L’accusé réception de cette mise en demeure n’est pas produit aux débats mais, par courrier du 10 juin 2022, Monsieur [F] [H] a contesté cette mise en demeure devant la Commission de recours amiable.
Par la suite, la [1] a émis une contrainte le 4 octobre 2022 pour le même montant et la même période.
Par acte signifié le 26 novembre 2022 selon les termes de l’article 8 paragraphe 2 du règlement UE 2020/1784, la [1] lui a fait délivrer cette contrainte pour un montant total de 898,17€ comprenant le principal, les intérêts et les dépens.
Par lettre recommandé avec accusé réception, adressée le 20 novembre 2022, Monsieur [F] [H] a saisi le pôle social du tribunal judiciaire de Paris d’une opposition à cette contrainte.
Les parties ont été convoquées à l’audience du 18 novembre 2025, date à laquelle l’affaire a été plaidée avec un délibéré fixé au 6 janvier 2026.

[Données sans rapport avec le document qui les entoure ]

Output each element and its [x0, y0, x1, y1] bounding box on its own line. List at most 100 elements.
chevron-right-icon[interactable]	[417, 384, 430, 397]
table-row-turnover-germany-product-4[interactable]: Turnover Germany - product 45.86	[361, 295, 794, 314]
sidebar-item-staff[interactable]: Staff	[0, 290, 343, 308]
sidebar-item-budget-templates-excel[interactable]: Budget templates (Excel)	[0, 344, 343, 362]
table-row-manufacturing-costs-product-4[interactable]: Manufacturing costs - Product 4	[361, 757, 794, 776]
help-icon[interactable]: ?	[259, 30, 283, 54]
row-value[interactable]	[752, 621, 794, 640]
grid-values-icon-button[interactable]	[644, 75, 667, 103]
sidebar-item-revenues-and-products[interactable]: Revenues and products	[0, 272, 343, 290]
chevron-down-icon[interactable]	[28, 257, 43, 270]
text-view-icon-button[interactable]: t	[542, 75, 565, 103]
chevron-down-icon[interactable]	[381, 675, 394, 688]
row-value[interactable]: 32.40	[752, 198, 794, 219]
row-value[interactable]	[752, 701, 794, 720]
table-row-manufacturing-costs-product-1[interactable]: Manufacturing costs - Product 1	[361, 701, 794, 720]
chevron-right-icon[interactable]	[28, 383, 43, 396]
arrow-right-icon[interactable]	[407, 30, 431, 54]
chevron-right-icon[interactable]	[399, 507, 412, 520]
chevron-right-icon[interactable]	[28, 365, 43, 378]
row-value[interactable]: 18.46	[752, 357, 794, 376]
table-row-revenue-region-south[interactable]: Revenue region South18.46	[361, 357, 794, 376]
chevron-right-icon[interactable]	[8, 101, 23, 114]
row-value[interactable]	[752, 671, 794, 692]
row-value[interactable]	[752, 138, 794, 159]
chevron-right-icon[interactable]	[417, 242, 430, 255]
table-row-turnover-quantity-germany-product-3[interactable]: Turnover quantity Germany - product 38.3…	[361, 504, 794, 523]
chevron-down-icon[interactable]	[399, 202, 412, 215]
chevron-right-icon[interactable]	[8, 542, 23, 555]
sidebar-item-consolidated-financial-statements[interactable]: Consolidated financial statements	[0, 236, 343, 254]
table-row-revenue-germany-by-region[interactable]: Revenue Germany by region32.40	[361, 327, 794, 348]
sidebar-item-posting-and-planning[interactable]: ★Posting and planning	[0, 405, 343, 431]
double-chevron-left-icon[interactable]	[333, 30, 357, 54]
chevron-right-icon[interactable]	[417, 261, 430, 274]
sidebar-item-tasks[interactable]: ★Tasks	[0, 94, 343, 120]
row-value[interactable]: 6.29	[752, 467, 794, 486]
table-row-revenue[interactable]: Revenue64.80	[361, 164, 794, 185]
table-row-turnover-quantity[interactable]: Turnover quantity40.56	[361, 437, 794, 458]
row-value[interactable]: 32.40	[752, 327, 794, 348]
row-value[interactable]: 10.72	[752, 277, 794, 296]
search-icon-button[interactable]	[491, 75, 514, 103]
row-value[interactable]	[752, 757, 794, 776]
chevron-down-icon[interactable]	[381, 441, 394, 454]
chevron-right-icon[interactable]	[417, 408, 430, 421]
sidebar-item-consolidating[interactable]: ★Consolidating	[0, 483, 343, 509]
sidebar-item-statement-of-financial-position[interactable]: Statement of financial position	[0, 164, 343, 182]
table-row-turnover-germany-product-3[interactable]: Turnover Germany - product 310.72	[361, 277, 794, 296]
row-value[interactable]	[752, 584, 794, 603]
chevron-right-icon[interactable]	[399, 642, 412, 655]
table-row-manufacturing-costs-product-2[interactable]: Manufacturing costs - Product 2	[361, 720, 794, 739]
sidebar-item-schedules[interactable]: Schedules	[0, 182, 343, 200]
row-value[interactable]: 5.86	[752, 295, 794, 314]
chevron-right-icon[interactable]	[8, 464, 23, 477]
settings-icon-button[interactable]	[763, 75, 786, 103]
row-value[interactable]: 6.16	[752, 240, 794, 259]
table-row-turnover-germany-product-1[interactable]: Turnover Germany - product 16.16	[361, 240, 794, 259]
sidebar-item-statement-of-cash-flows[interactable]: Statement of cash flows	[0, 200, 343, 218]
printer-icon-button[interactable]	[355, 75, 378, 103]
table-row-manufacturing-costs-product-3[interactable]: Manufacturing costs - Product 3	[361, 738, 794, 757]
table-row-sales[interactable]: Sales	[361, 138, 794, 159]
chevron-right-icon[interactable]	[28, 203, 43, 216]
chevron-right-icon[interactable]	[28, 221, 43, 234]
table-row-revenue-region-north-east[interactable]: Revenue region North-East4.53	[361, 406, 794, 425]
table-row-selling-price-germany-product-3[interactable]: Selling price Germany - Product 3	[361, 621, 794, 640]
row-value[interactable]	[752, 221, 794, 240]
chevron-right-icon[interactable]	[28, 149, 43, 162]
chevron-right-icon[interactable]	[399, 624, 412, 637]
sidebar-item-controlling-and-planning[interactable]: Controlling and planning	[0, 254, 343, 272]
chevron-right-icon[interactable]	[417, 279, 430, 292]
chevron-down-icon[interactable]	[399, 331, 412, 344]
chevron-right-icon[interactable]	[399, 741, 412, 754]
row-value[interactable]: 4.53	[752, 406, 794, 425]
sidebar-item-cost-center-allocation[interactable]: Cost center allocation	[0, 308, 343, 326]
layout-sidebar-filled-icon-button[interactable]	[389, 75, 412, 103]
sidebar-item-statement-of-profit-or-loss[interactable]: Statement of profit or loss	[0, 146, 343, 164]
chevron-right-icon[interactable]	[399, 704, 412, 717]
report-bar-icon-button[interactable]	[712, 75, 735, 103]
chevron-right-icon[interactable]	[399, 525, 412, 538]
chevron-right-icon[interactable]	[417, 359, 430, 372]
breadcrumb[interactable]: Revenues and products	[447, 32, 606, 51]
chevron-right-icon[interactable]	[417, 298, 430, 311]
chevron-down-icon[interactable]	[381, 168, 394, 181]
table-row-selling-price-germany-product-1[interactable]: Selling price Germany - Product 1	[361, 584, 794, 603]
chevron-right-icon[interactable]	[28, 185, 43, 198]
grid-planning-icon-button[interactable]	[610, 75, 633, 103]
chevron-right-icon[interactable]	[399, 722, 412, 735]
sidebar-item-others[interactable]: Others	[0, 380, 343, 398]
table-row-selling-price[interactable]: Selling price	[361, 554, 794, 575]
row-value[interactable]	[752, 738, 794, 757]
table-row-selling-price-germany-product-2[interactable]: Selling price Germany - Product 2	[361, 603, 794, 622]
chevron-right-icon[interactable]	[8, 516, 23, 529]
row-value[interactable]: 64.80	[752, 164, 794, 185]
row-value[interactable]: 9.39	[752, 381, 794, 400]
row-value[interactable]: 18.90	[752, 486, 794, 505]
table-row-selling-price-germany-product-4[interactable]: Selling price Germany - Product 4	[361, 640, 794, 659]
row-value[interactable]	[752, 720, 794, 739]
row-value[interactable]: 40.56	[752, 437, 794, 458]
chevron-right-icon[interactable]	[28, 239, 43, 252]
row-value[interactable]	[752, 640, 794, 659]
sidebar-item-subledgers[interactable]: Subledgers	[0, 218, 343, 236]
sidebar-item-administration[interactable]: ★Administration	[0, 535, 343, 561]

Oralement et par ses conclusions signifiées au défendeur par acte du 18 septembre 2025 et auxquelles il est reporté pour l’exposé des moyens en droit et en fait conformément à l’article 455 du Code de procédure civile, l’URSSAF [3], régulièrement représentée venant aux droits de la [1], a sollicité le rejet de l’opposition de Monsieur [F] [H] en ce qu’elle n’est pas motivée et a demandé la validation de la contrainte pour un montant de 780,41 €, soit 743,25€ en principal et 37,16 en majoration ainsi que les dépens en précisant qu’il s’agit de cotisations dont le montant n’a pas été pertinemment contesté s’agissant de la date de cessation d’activité.

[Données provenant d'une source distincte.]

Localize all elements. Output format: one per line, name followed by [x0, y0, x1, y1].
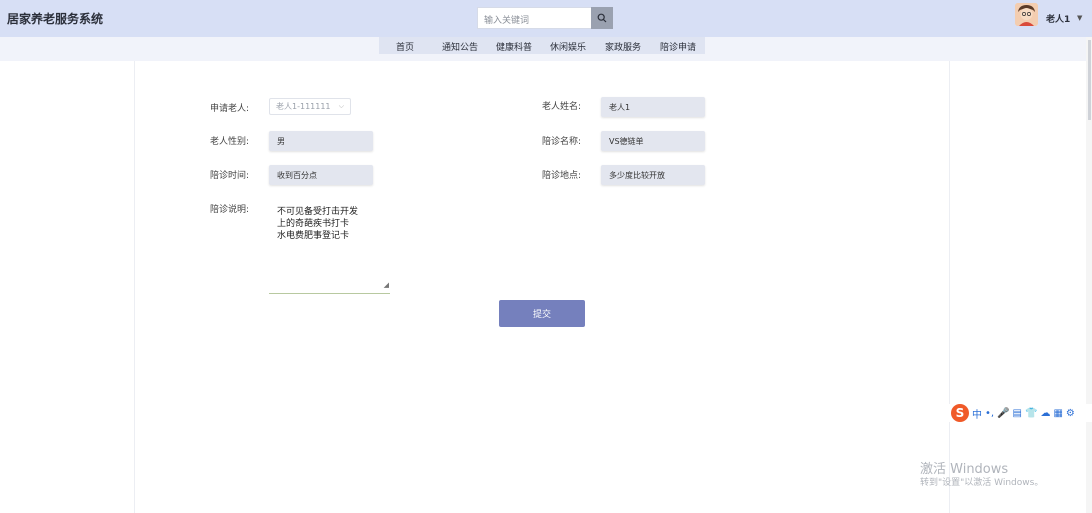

Dispensé de comparution selon son courrier du 20 octobre 2025, Monsieur [F] [H] expose que la [1] n’a pas tenu compte de la date exacte de la radiation de son activité le 1er janvier 2021 et non le 30 juin 2021 en sorte que les cotisations ne sont pas dues pour l’année 2021 et que la contrainte doit être annulée de ce chef. Il ajoute que l’organisme social ne lui a pas communiqué de décompte définitif tenant compte de la réalité de sa période d’activité.
MOTIFS
Sur la contrainte
Aux termes de l’article L 244-2 du code de la sécurité sociale : « Toute action ou poursuite effectuée en application de l’article précédent ou des articles L. 244-6 et L. 244-8-1 est obligatoirement précédée, si elle a lieu à la requête du ministère public, d’un avertissement par lettre recommandée de l’autorité compétente de l’Etat invitant l’employeur ou le travailleur indépendant à régulariser sa situation dans le mois. Si la poursuite n’a pas lieu à la requête du ministère public, ledit avertissement est remplacé par une mise en demeure adressée par lettre recommandée ou par tout moyen donnant date certaine à sa réception par l’employeur ou le travailleur indépendant.
Le contenu de l’avertissement ou de la mise en demeure mentionnés au premier alinéa doit être précis et motivé, dans des conditions fixées par décret en Conseil d’Etat. »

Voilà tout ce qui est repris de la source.